As the name implies, businesses following the immediate revenue recognition method recognize revenue immediately after receiving it. For businesses that deal in one-time charges, this is obviously the most common revenue recognition method. But how does it work in the world of subscriptions? You’ll probably at least partially recognize revenue immediately if you are an IoT business that sells physical products or charging customers for one-off services such as setup fees. In cases like these, you’d recognize the revenue from your one-time charges immediately. Any accompanying subscription fee would be recognized on a schedule.

2. Manual revenue recognition

We’re all about automation, but there are some situations where SaaS businesses may choose to manually recognize revenue. This includes: 1. If your business is charging its customers a deposit. 2. If your business is unsure of when its next performance obligation will be hit. Either way, if you set your revenue recognition schedule to ‘manual’, the money will sit in the deferred revenue bucket until someone manually acts upon it.

3. Fixed interval revenue recognition

A fixed interval or time-based approach is one of the most common methods of recognizing revenue for SaaS and other subscription businesses. With this approach, the same dollar amount or percentage of revenue is recognized every cycle. So, if you sign a customer on a $12,000/year contract, you can set your system to recognize $1,000/ month every month for the entirety of the year. You could also set up a daily, weekly, or quarterly revenue recognition schedule depending on your performance obligations and the nature of your business.

4. Milestone revenue recognition

The milestone method is the most complicated one, recognizing revenue on a very customized and irregular schedule. The intervals and the amount of revenue recognized in each instance don’t have to be standardized, like on a fixed-interval schedule. If you close a $10,000 deal, you may choose to recognize:

• $1,000 on receipt of payment
• $2,000 at the end of month one
• $5,000 at the end of month six
• $2,000 at the end of month twelv

A business may go this route if it knows it will hit its performance obligations at specific, yet irregular intervals throughout the contract.

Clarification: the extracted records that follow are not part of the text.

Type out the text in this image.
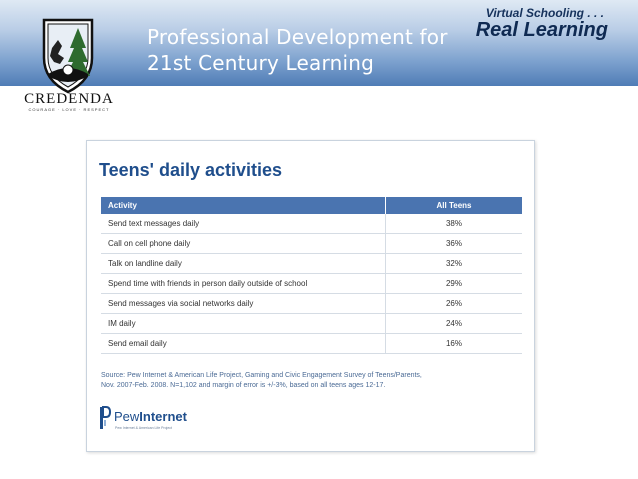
Professional Development for
21st Century Learning
Virtual Schooling . . .
Real Learning
CREDENDA
COURAGE · LOVE · RESPECT
Teens' daily activities
Activity	All Teens
Send text messages daily	38%
Call on cell phone daily	36%
Talk on landline daily	32%
Spend time with friends in person daily outside of school	29%
Send messages via social networks daily	26%
IM daily	24%
Send email daily	16%
Source: Pew Internet & American Life Project, Gaming and Civic Engagement Survey of Teens/Parents,
Nov. 2007-Feb. 2008. N=1,102 and margin of error is +/-3%, based on all teens ages 12-17.
PewInternet
Pew Internet & American Life Project
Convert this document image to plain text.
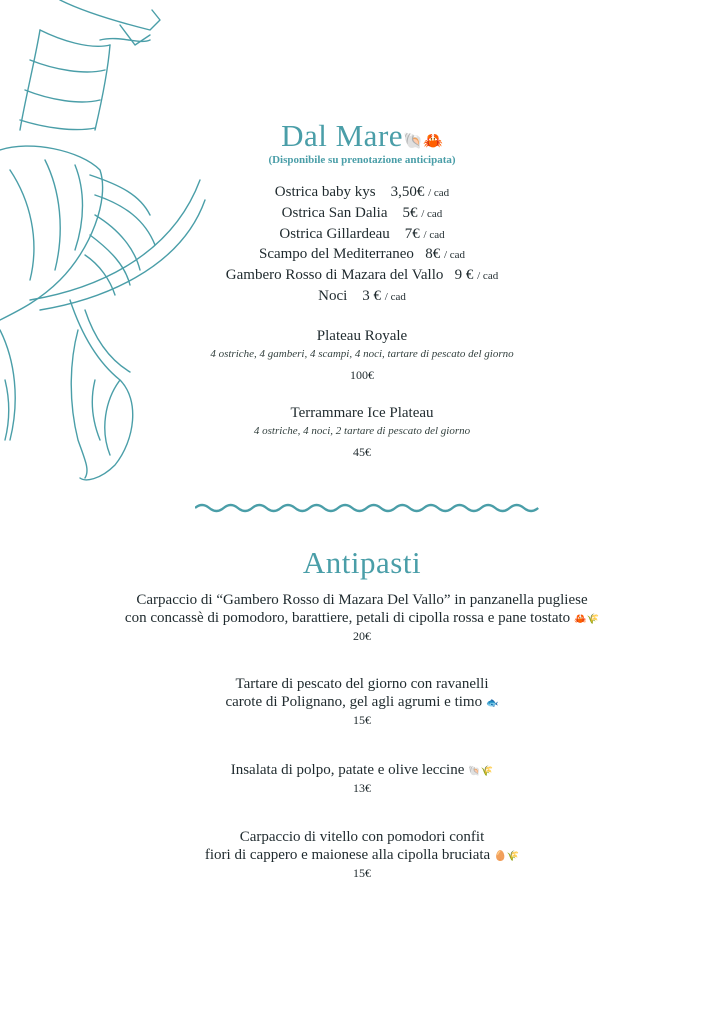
Dal Mare🐚🦀
(Disponibile su prenotazione anticipata)
Ostrica baby kys 3,50€ / cad
Ostrica San Dalia 5€ / cad
Ostrica Gillardeau 7€ / cad
Scampo del Mediterraneo 8€ / cad
Gambero Rosso di Mazara del Vallo 9 € / cad
Noci 3 € / cad
Plateau Royale
4 ostriche, 4 gamberi, 4 scampi, 4 noci, tartare di pescato del giorno
100€
Terrammare Ice Plateau
4 ostriche, 4 noci, 2 tartare di pescato del giorno
45€
Antipasti
Carpaccio di “Gambero Rosso di Mazara Del Vallo” in panzanella pugliese
con concassè di pomodoro, barattiere, petali di cipolla rossa e pane tostato 🦀🌾
20€
Tartare di pescato del giorno con ravanelli
carote di Polignano, gel agli agrumi e timo 🐟
15€
Insalata di polpo, patate e olive leccine 🐚🌾
13€
Carpaccio di vitello con pomodori confit
fiori di cappero e maionese alla cipolla bruciata 🥚🌾
15€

Staying compliant in 2022 and beyond

Manually moving revenue from deferred to earned can be a nightmare if you have lots of contracts or recognize revenue at a granular frequency. Not only is it time consuming but doing anything manually creates the opportunity for human error. And if error means the SEC could come knocking at your door, you probably want to make sure that’s not happening. The solution, then? Automation. A fully ASC 606-compliant recurring billing system can make revenue recognition a ‘set it and forget it’ kinda task. Revenue is recognized automatically in your billing system according to a schedule you set. You can set up integrations that push this info to your ERP or accounting software to keep ledgers balanced across your fintech stack.